It's been a long hard couple of weeks. It seems like everyday brings a new battle to fight, whether its physical, mental or emotional. In the midst of it all, God's grace and God's grace alone, continues to carry me and give me the strength, patience, endurance and grace I need, and exactly when I need it.
Overall, I am beginning to feel a little stronger. I was able to walk without my cane several days in a row again, though still limping and fighting off pain in my hips and legs. Also, to my great surprise, I was able to hold my grandniece, Bella, on my lap the other day with no pain (first time since she was born), go to the hair salon and sit in the backward seat where you get your hair washed, and then hold my own son Koty on my lap without pain...(first time in over 2years!) Pretty substantial for me...I really had to hold back the tears...and not from pain! Yeah!!:) And literally cherish the closeness and sweetness of precious moments like this that God gives us, but that so many times we take for granted.
I have had some pretty rough days with swollen feet and hands and migrains too. But for the most part they seem to be subsiding along with the burning sensations in my neck and arms. Probably the most frustrating symptom I have had to deal with the last 2 weeks has been the inability to communicate. Sometimes I am simply too exhausted to even follow a thought. I have trouble remembering words and find myself withdrawing from conversations because it has been just too difficult and frustrating to participate. Sometimes that is fine with me because I am so tired and because I actually do like my quiet time, but I have been trying to take advantage of the last couple of times I will be able to be with some of my fellow patients. This week marks recovery for some of them, which I am so thankful for! (They have had it pretty rough.) Tuesday, one of my favorite people will be getting his pickline out. Although I am so glad for his recovery, I will miss his sense of humor and his sweet and tender spirit. He has truly been a Godsend for me...and God has used him to prove that laughter really is good medicine..especially in the most difficult of circumstances.:)
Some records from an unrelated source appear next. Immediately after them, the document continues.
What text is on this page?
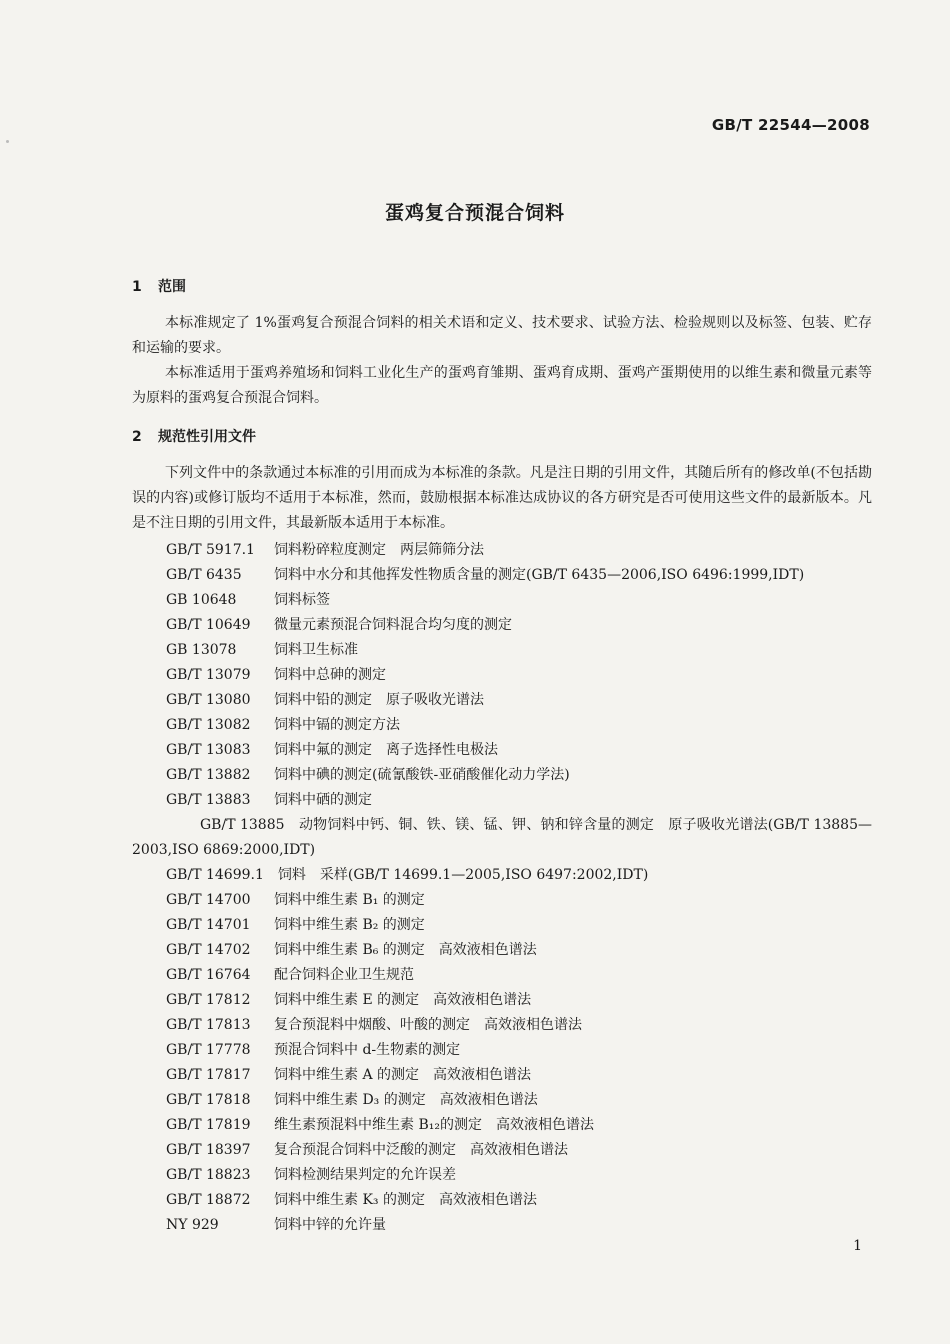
GB/T 22544—2008
蛋鸡复合预混合饲料
1 范围
本标准规定了 1%蛋鸡复合预混合饲料的相关术语和定义、技术要求、试验方法、检验规则以及标签、包装、贮存和运输的要求。
本标准适用于蛋鸡养殖场和饲料工业化生产的蛋鸡育雏期、蛋鸡育成期、蛋鸡产蛋期使用的以维生素和微量元素等为原料的蛋鸡复合预混合饲料。
2 规范性引用文件
下列文件中的条款通过本标准的引用而成为本标准的条款。凡是注日期的引用文件，其随后所有的修改单(不包括勘误的内容)或修订版均不适用于本标准，然而，鼓励根据本标准达成协议的各方研究是否可使用这些文件的最新版本。凡是不注日期的引用文件，其最新版本适用于本标准。
GB/T 5917.1　 饲料粉碎粒度测定　两层筛筛分法
GB/T 6435　 饲料中水分和其他挥发性物质含量的测定(GB/T 6435—2006,ISO 6496:1999,IDT)
GB 10648　	饲料标签
GB/T 10649　 微量元素预混合饲料混合均匀度的测定
GB 13078　	饲料卫生标准
GB/T 13079　 饲料中总砷的测定
GB/T 13080　 饲料中铅的测定　原子吸收光谱法
GB/T 13082　 饲料中镉的测定方法
GB/T 13083　 饲料中氟的测定　离子选择性电极法
GB/T 13882　 饲料中碘的测定(硫氰酸铁-亚硝酸催化动力学法)
GB/T 13883　 饲料中硒的测定
GB/T 13885　 动物饲料中钙、铜、铁、镁、锰、钾、钠和锌含量的测定　原子吸收光谱法(GB/T 13885—2003,ISO 6869:2000,IDT)
GB/T 14699.1　 饲料　采样(GB/T 14699.1—2005,ISO 6497:2002,IDT)
GB/T 14700　 饲料中维生素 B₁ 的测定
GB/T 14701　 饲料中维生素 B₂ 的测定
GB/T 14702　 饲料中维生素 B₆ 的测定　高效液相色谱法
GB/T 16764　 配合饲料企业卫生规范
GB/T 17812　 饲料中维生素 E 的测定　高效液相色谱法
GB/T 17813　 复合预混料中烟酸、叶酸的测定　高效液相色谱法
GB/T 17778　 预混合饲料中 d-生物素的测定
GB/T 17817　 饲料中维生素 A 的测定　高效液相色谱法
GB/T 17818　 饲料中维生素 D₃ 的测定　高效液相色谱法
GB/T 17819　 维生素预混料中维生素 B₁₂的测定　高效液相色谱法
GB/T 18397　 复合预混合饲料中泛酸的测定　高效液相色谱法
GB/T 18823　 饲料检测结果判定的允许误差
GB/T 18872　 饲料中维生素 K₃ 的测定　高效液相色谱法
NY 929　	饲料中锌的允许量
1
Also, I have been so thankful for my kids. They continually remind me that life is not a destination, but a journey. Healed or not, I don't want to waste what I have been given. And I also don't want to just be focused on that one aspect of life...to be healed. It will happen, whether it is here or heaven. So until that happens, I want to be focused on taking advantage of every moment that God has given me to be a tool that God uses to transform lives that He places in my life. There is so much more to life than simply going through the motions! I am so thankful that He continues to reveal that to me on a daily basis.